Obama is a smart and talented organizer. He has shown that he knows how to delegate responsibilities by the number of subordinate divisions and positions he has created. So why not put a “czar” in charge of public works projects, as the New Deal did during the Great Depression? If that individual was accessible to the construction unions and the general public, we would have a better idea of the program’s progress and problems, and Congress could make whatever adjustments were necessary.
And why not set up a Division on Layoffs to investigate complaints that layoffs were unwarranted or that other solutions were available? The mere existence of such an agency would encourage profitable companies to think twice before announcing a mass layoff.
Workers Don’t Protest or Organize over Layoffs
It is amazing that workers respond so meekly when a boss abruptly strips them of their livelihood, even though they may have been working at the factory or office for maybe ten, twenty or more years. Unlike the situation in European and Asian countries, where workers fight tenaciously against layoffs, it is rare for American workers to display their anger by a sit-down, a strike, or some other act of rebellion. Employers may feel encouraged to increase the size of their mass layoffs, knowing that the workers will pick up their belongings and depart in a non-violent manner.
Since most layoffs take place in an orderly manner, the events, if they are reported at all, consist of short items in the business pages. Stories about unemployment and layoffs are avoided because they make for dull reading, despite the pain and misery that jobless workers endure.

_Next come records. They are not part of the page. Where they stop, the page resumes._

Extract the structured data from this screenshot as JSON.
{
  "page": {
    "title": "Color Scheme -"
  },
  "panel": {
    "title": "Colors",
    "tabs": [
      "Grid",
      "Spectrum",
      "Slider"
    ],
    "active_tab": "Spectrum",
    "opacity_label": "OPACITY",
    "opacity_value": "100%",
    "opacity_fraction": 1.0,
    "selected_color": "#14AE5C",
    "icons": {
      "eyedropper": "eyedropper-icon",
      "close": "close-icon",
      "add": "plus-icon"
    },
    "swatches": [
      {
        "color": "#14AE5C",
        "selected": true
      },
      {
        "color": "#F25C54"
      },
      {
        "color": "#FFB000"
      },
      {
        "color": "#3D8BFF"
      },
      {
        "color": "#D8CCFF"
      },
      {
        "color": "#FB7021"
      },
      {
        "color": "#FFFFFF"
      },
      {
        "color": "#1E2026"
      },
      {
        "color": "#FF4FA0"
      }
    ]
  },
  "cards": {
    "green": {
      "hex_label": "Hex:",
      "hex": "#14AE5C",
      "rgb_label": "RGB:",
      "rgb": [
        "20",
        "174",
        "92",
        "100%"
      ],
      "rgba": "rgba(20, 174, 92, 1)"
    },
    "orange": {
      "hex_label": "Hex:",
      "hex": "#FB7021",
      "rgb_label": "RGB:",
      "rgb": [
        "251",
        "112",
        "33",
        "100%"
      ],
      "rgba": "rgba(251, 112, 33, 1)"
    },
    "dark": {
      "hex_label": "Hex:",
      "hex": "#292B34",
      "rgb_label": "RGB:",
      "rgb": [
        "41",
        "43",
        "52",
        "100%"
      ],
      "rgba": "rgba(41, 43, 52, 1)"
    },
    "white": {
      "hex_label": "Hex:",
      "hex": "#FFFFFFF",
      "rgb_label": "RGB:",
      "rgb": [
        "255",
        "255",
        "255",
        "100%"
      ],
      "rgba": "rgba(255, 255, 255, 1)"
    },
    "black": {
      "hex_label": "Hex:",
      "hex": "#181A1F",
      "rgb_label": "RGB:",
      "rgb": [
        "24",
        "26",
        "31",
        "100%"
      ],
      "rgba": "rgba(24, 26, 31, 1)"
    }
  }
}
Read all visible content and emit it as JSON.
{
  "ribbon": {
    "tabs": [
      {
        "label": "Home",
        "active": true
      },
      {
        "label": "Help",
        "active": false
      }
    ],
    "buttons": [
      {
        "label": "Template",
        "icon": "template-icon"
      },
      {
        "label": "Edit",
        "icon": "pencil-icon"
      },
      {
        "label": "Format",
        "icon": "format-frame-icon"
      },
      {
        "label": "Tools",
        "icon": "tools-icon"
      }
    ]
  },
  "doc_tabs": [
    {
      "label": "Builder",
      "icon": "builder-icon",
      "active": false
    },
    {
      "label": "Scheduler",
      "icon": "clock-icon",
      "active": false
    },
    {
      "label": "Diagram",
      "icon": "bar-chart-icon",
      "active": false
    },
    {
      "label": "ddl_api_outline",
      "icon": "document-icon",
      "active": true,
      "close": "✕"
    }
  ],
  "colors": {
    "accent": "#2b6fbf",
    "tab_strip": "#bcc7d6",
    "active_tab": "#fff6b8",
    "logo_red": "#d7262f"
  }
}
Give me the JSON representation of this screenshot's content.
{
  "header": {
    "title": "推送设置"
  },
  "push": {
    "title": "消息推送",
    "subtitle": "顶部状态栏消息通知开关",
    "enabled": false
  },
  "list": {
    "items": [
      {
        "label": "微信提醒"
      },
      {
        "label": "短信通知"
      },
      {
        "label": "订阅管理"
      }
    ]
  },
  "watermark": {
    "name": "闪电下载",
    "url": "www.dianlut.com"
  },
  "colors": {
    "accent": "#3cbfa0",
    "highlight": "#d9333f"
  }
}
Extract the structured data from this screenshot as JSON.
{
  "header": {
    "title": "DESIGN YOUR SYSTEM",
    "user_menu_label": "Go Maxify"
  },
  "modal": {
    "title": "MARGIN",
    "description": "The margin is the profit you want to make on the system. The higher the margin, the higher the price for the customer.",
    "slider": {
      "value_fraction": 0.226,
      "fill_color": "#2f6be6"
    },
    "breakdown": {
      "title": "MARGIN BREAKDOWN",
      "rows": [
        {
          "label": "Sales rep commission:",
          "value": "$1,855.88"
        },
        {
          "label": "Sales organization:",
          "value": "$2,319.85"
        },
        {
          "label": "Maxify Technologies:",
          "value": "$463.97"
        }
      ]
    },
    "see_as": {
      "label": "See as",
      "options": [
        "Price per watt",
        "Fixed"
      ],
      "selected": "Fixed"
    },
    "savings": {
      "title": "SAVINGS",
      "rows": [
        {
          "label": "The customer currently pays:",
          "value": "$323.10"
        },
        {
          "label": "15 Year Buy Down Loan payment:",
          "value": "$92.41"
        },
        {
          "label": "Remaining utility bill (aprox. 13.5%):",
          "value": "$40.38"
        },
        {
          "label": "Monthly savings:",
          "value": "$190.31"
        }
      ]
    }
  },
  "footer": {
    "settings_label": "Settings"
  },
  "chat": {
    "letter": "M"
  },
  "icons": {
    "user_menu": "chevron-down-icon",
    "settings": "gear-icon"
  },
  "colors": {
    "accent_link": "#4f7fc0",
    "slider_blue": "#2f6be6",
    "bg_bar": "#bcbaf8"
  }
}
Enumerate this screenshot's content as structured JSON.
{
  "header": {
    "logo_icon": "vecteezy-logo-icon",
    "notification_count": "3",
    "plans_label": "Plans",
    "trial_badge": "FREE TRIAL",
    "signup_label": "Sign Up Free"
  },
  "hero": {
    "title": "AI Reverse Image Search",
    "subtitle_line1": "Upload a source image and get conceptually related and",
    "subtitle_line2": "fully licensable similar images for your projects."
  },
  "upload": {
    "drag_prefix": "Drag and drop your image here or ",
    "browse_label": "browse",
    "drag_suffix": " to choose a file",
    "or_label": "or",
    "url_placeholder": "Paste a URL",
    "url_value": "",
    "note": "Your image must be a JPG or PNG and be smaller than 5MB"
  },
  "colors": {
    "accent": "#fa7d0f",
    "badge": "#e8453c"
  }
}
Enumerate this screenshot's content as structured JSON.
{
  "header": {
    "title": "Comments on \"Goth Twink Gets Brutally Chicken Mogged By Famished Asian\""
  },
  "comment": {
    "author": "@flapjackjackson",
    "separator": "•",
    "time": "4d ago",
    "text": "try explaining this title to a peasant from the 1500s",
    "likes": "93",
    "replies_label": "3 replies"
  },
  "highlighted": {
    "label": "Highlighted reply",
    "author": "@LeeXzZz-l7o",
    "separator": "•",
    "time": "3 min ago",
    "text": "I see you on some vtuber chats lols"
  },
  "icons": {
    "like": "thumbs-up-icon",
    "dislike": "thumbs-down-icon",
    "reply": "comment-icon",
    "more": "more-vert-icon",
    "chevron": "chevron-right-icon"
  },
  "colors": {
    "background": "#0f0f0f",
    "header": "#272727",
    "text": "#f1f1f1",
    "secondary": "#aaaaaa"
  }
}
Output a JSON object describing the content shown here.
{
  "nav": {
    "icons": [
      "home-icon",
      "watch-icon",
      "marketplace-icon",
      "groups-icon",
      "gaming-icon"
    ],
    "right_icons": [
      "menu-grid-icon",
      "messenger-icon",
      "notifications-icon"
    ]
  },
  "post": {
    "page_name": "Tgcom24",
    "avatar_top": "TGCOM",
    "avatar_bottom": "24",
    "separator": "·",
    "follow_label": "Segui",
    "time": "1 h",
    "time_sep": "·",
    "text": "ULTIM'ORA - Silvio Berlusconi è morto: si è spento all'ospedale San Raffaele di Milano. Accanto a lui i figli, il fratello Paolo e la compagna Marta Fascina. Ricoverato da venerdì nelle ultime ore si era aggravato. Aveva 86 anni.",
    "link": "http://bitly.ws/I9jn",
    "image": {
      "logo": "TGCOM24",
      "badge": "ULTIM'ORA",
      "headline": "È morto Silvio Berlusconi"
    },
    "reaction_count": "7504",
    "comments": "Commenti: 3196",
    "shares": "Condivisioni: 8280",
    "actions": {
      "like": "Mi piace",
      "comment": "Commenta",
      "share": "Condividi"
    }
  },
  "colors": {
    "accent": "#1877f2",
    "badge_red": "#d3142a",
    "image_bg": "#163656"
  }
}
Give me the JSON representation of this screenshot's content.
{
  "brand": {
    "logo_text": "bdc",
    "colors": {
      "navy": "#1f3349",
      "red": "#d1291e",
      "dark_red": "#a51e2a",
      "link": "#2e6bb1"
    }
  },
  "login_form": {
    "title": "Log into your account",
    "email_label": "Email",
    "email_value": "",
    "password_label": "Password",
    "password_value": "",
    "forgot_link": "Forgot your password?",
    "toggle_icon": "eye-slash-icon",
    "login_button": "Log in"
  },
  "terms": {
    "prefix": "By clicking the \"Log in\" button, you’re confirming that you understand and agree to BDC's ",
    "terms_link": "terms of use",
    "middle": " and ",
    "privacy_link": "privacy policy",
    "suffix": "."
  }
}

The AFL-CIO and Change-to-Win are particularly guilty of ignoring jobless workers, without mentioning them for weeks, as they and their affiliated unions focus, almost exclusively, on two issues: the Employee Free Choice Act (EFCA) and the national debate over health insurance The rare mention of layoffs on the websites of he two rival federations leaves the strong impression that the epidemic of layoffs is not their problem, even when their own members are involved.
Correction and Apology
In Article (48), I failed to mention Pride at Work as one of the AFL-CIO’s constituencies, whose members are eligible as candidates for the 15 seats on the Executive Council that have been set aside for women and “people of color.” We regret the omission and are sending the organization a copy of that article.